Ein zweiter Baustein: Wiederansiedlung. Hübners Team hat bereits vereinzelt Krebse ausgesetzt. Ihr Fokus liegt auf den Steinkrebsen, die in der Fischzuchtanlage des LfU in Wielenbach im Kreis Weilheim-Schongau vermehrt werden. Die Anlage sei eine der wenigen in Europa, denen die Nachzucht von Steinkrebsen gelinge, sagt der dortige Fischwirtschaftsmeister Martin Szyja. Die Steinkrebse leben in beschatteten Betonbecken und Naturteichen. Allerdings ist ihre Anzahl noch zu gering, als dass die Nachkommen im großen Stil ausgesiedelt werden könnten. „Aber wir arbeiten daran“, sagt Szyja.
Im Waldbach hat Jeremy Hübner auf 40 Metern 18 Steinkrebse und neun Edelkrebse gezählt – ein mittlerer Bestand.

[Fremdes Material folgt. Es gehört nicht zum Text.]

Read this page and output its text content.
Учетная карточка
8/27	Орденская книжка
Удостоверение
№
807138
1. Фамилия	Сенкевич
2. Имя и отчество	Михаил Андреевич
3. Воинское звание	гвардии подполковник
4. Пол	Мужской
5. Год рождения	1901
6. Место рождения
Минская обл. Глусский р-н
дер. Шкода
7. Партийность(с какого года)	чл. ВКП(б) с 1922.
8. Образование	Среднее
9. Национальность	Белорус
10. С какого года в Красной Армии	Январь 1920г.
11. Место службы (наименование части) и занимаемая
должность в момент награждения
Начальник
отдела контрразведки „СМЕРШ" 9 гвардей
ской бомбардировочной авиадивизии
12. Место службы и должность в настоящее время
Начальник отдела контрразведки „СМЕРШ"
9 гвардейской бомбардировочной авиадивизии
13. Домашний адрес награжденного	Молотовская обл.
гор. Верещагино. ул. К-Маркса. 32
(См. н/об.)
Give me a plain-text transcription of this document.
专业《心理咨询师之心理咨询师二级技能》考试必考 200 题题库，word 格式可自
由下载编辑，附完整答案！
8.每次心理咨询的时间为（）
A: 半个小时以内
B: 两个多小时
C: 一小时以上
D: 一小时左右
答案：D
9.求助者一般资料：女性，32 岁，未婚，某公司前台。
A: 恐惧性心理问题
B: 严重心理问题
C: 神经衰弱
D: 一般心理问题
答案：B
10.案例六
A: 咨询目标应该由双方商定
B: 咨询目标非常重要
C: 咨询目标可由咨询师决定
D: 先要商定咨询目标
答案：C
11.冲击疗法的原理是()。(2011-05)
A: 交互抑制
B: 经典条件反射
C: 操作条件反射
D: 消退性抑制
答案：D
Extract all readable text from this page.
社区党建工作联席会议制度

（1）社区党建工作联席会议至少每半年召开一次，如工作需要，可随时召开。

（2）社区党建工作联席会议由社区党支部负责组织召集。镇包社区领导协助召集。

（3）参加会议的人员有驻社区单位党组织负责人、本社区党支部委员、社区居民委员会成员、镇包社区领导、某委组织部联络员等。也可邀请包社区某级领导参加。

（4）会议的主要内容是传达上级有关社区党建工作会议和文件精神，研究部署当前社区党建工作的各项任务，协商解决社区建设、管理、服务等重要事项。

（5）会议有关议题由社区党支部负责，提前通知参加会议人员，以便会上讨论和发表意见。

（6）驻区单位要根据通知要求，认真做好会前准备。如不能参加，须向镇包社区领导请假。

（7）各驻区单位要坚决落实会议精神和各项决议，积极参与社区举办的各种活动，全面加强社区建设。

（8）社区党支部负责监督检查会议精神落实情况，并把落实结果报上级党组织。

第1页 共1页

Was ihn zuversichtlich stimmt, sind die vielen Jungtiere und Weibchen, die er gefunden hat. In der Welt der Krebse bedeutet das, dass sich die Population stressfrei vermehren kann. „Hoffentlich bleiben sie gesund“, sagt er, bevor er sich auf den Rückweg macht. Nächstes Jahr wird er wieder nach seinen Krebsen sehen.